Legenda Fratrum, Pars II

Brother X introduces himself to a busy, new parish volunteer....

Bro. X: Hi, I'm Brother X.
Mrs. Y: Hi, Brother. I'm Mrs. Y. I'm copulating this evening.
Bro. X: {cough cough} Umm... I... umm.... What?
Mrs. Y: Copulating. I'm copulating this evening.
Bro. X: That's umm.... Well, I mean, umm.... Oh.
Mrs. Y (more slowly): You know, on children's religious education night, one of us is in charge of making photocopies for the teachers. I am copy lady this evening.


Anonymous heather said...

this is what you get for calling yourself Brother X. She probably thought you were called Brother Sex and somewhere there's a blogpost from a volunteer describing an embarrassing incident with a Brother...

23 April, 2006 10:52  
Anonymous Moobs said...

I presume that if education night is once a month she was also menstruating.

23 April, 2006 23:06  
Blogger Br.

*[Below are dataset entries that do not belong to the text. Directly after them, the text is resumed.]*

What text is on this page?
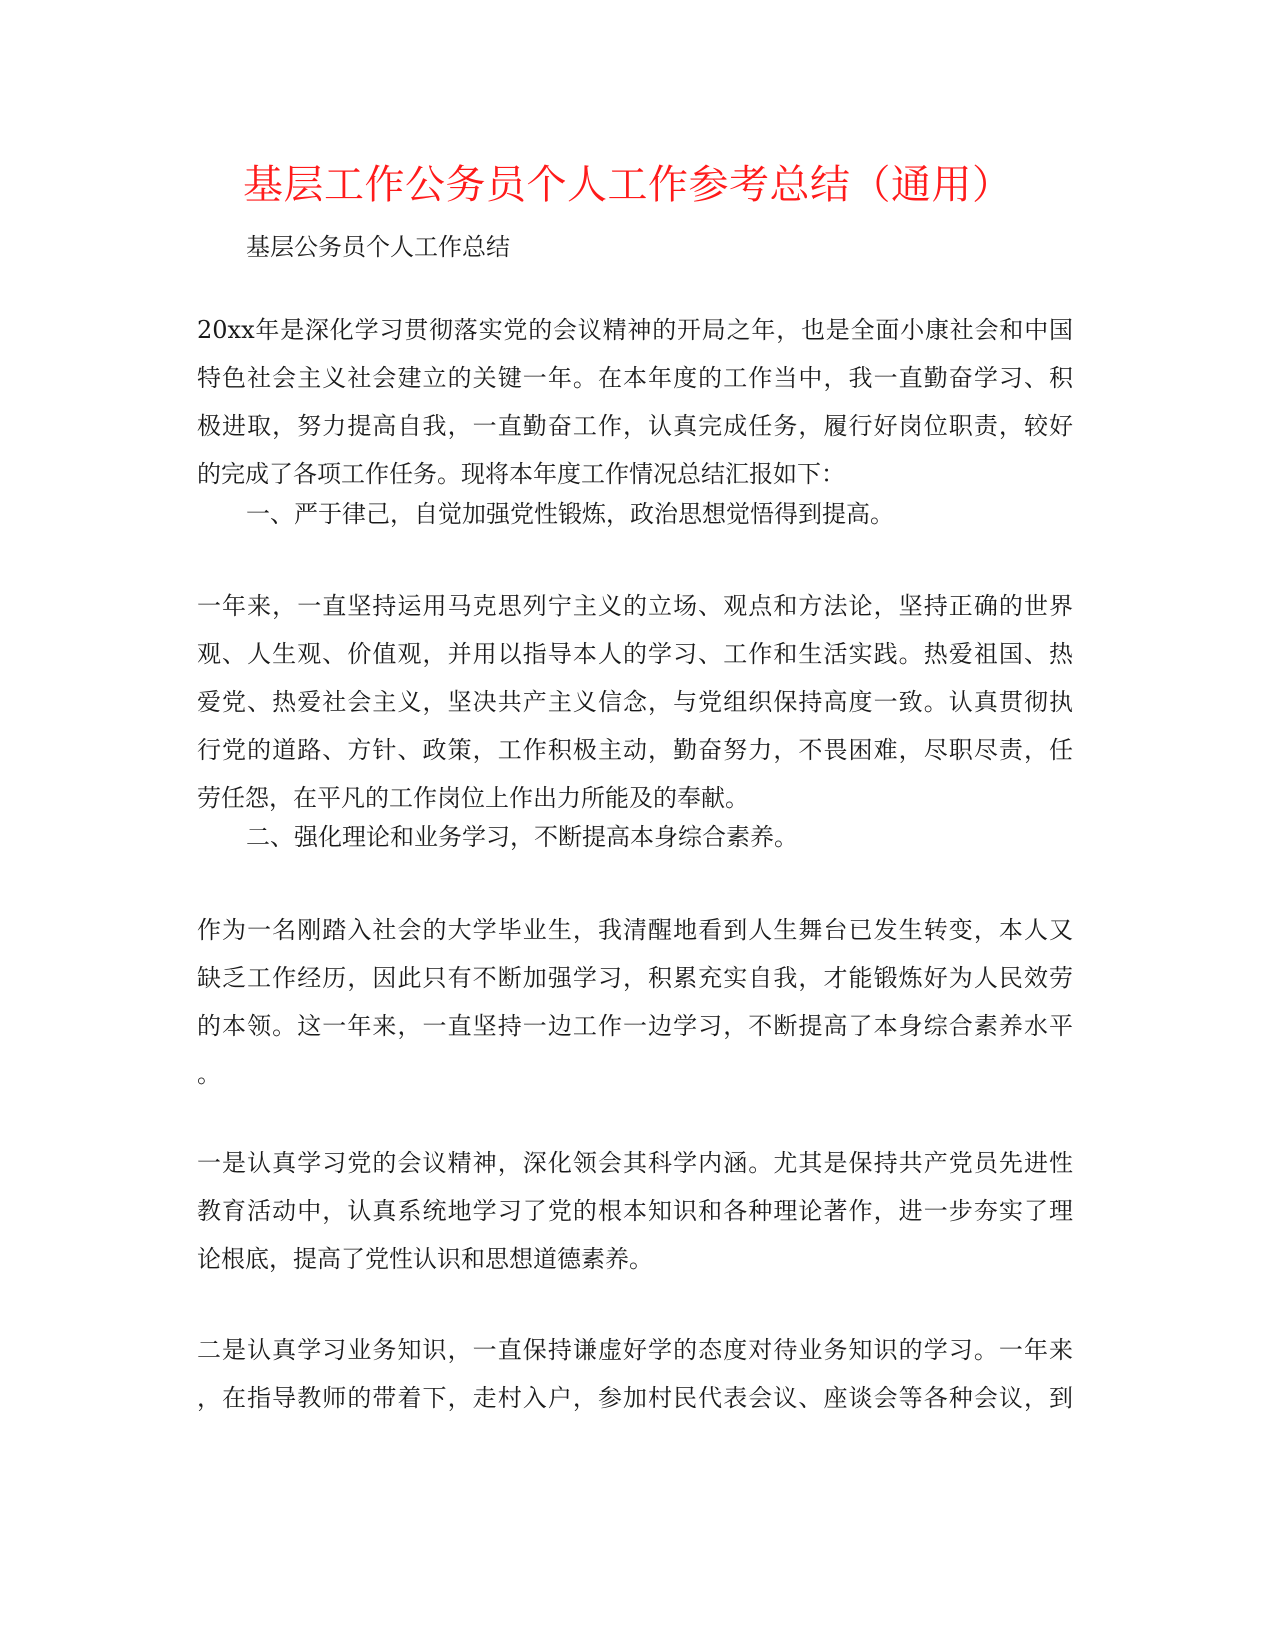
基层工作公务员个人工作参考总结（通用）
基层公务员个人工作总结
20xx年是深化学习贯彻落实党的会议精神的开局之年，也是全面小康社会和中国
特色社会主义社会建立的关键一年。在本年度的工作当中，我一直勤奋学习、积
极进取，努力提高自我，一直勤奋工作，认真完成任务，履行好岗位职责，较好
的完成了各项工作任务。现将本年度工作情况总结汇报如下：
一、严于律己，自觉加强党性锻炼，政治思想觉悟得到提高。
一年来，一直坚持运用马克思列宁主义的立场、观点和方法论，坚持正确的世界
观、人生观、价值观，并用以指导本人的学习、工作和生活实践。热爱祖国、热
爱党、热爱社会主义，坚决共产主义信念，与党组织保持高度一致。认真贯彻执
行党的道路、方针、政策，工作积极主动，勤奋努力，不畏困难，尽职尽责，任
劳任怨，在平凡的工作岗位上作出力所能及的奉献。
二、强化理论和业务学习，不断提高本身综合素养。
作为一名刚踏入社会的大学毕业生，我清醒地看到人生舞台已发生转变，本人又
缺乏工作经历，因此只有不断加强学习，积累充实自我，才能锻炼好为人民效劳
的本领。这一年来，一直坚持一边工作一边学习，不断提高了本身综合素养水平
。
一是认真学习党的会议精神，深化领会其科学内涵。尤其是保持共产党员先进性
教育活动中，认真系统地学习了党的根本知识和各种理论著作，进一步夯实了理
论根底，提高了党性认识和思想道德素养。
二是认真学习业务知识，一直保持谦虚好学的态度对待业务知识的学习。一年来
，在指导教师的带着下，走村入户，参加村民代表会议、座谈会等各种会议，到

Lawrence said...

Heather: I suppose people hear what they want to hear.
Moobs: That will be 3 Our Father's, 3 Hail Mary's and 3 Glory Be's.

24 April, 2006 16:13  
Anonymous pog said...

Tunnel vision ..?

25 April, 2006 14:08  
Blogger Br. Lawrence said...

They don't call it the ear canal for nuttin'.

25 April, 2006 16:22  
Blogger heartinsanfrancisco said...

Oh, good Lord. She must be the same woman who once told me, "My consensus of opinion is..." She also wanted to "corroborate" with me on a book.

I'm happy to know she's found gainful employment as a copulator.